1. Test paid tiers of Perplexity and Copilot/Bing to check whether retrieval
   behavior differs from free/basic tiers.
2. Run cross-origin comparison tests to check whether retrieval behavior
   generalizes beyond the lab domain.
3. ~~Test Gemini p05/p09 failure cases with alternative URL formats.~~
   **Completed 2026-06-28:** p05 failure attributed to transient search index
   unavailability; p09 failure attributed to prompt-format non-compliance
   (Gemini responded conversationally instead of fetching). Neither is
   path-specific or content-specific. See Gemini failure analysis above.
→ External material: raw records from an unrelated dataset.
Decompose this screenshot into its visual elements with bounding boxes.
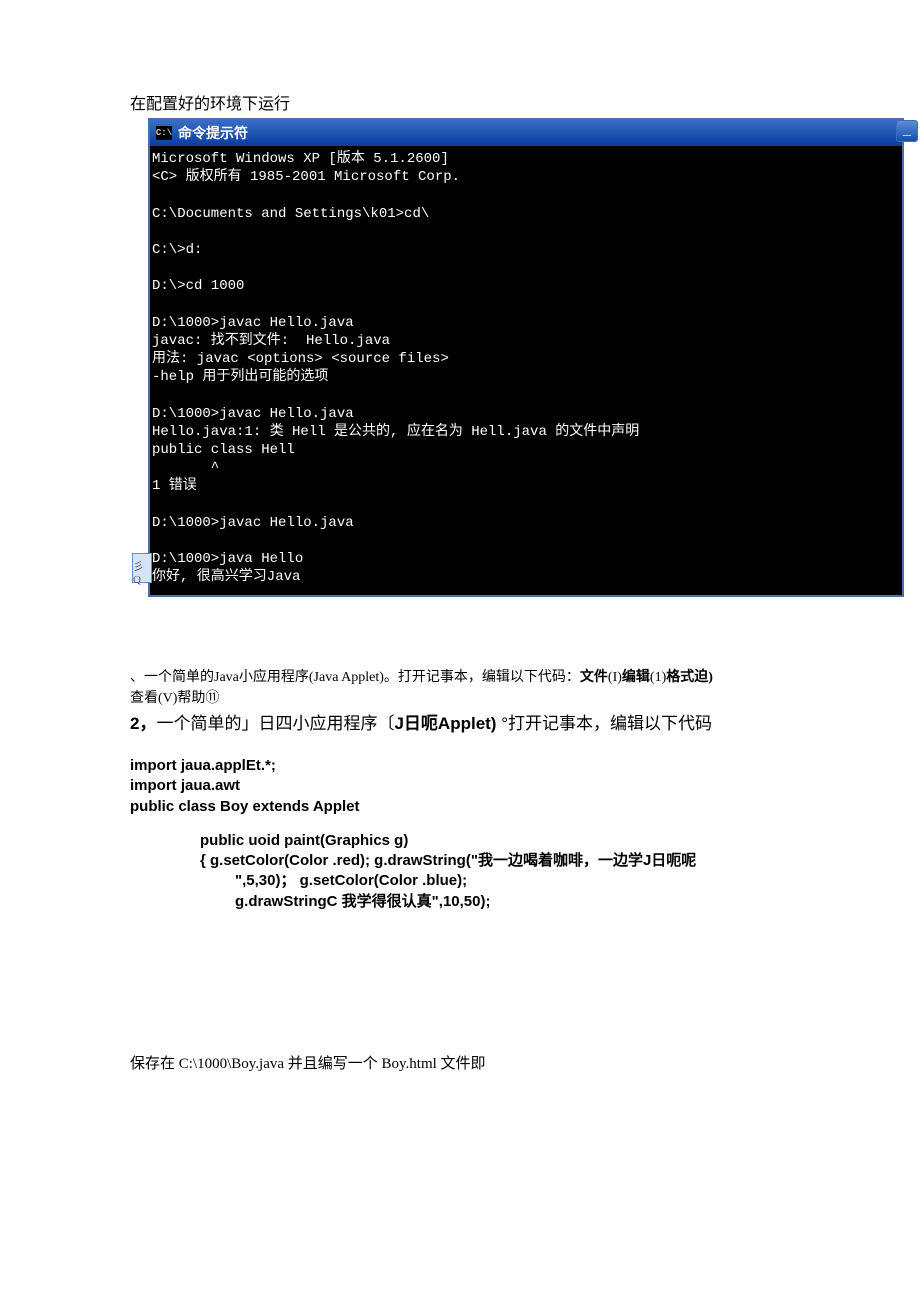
window-controls: _ □: [896, 120, 920, 142]
para1-bold-2: 编辑: [622, 670, 650, 685]
terminal-output: Microsoft Windows XP [版本 5.1.2600] <C> 版…: [150, 146, 902, 595]
paragraph-2: 2，一个简单的」日四小应用程序〔J日呃Applet) °打开记事本，编辑以下代码: [130, 711, 790, 737]
cmd-icon: C:\: [156, 126, 172, 140]
intro-text: 在配置好的环境下运行: [130, 90, 790, 114]
para1-text-1: 、一个简单的Java小应用程序(Java Applet)。打开记事本，编辑以下代…: [130, 670, 580, 685]
code-line-6: ",5,30)； g.setColor(Color .blue);: [130, 871, 790, 891]
code-line-7: g.drawStringC 我学得很认真",10,50);: [130, 892, 790, 912]
footer-text: 保存在 C:\1000\Boy.java 并且编写一个 Boy.html 文件即: [130, 1052, 790, 1073]
code-line-4: public uoid paint(Graphics g): [130, 831, 790, 851]
code-line-3: public class Boy extends Applet: [130, 797, 790, 817]
para1-bold-1: 文件: [580, 670, 608, 685]
paragraph-1: 、一个简单的Java小应用程序(Java Applet)。打开记事本，编辑以下代…: [130, 667, 790, 709]
para1-bold-3: 格式迫): [666, 670, 713, 685]
code-line-1: import jaua.applEt.*;: [130, 756, 790, 776]
code-l5a: { g.setColor(Color .red); g.drawString(": [200, 852, 478, 869]
para1-text-3: (1): [650, 670, 666, 685]
window-title: 命令提示符: [178, 123, 248, 143]
para2-bold: J日呃Applet): [394, 714, 496, 733]
para2-before: 一个简单的」日四小应用程序〔: [156, 714, 394, 733]
code-line-5: { g.setColor(Color .red); g.drawString("…: [130, 851, 790, 871]
title-bar: C:\ 命令提示符: [150, 120, 902, 146]
para1-line2: 查看(V)帮助⑪: [130, 691, 219, 706]
code-l7b: 我学得很认真",10,50);: [342, 893, 491, 910]
minimize-button[interactable]: _: [896, 120, 918, 142]
para2-after: °打开记事本，编辑以下代码: [496, 714, 712, 733]
code-l7a: g.drawStringC: [235, 893, 342, 910]
code-line-2: import jaua.awt: [130, 776, 790, 796]
para2-prefix: 2，: [130, 714, 156, 733]
side-marker: 彡Q: [132, 553, 152, 583]
para1-text-2: (I): [608, 670, 622, 685]
command-prompt-window: C:\ 命令提示符 _ □ Microsoft Windows XP [版本 5…: [148, 118, 904, 597]
code-l5b: 我一边喝着咖啡，一边学J日呃呢: [478, 852, 696, 869]
code-block: import jaua.applEt.*; import jaua.awt pu…: [130, 756, 790, 912]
4. ~~Re-run Gemini p05 and p09 in fresh chats to test whether the failures are reproducible or were truly transient.~~
   **Both completed 2026-06-28:** p05 re-run succeeded with `fetched:true`,
   matching direct-origin event `mqxckuf1-aynf88s3` at `05:27:42 UTC` from
   `108.177.76.167` (Google). p09 re-run succeeded with `fetched:true`,
   matching direct-origin event `mqxcsw5o-r0zvbc2x` at `05:33:58 UTC` from
   `108.177.76.167` (Google). Both original failures confirmed transient.
   Gemini now achieves 19/19 hits (100%).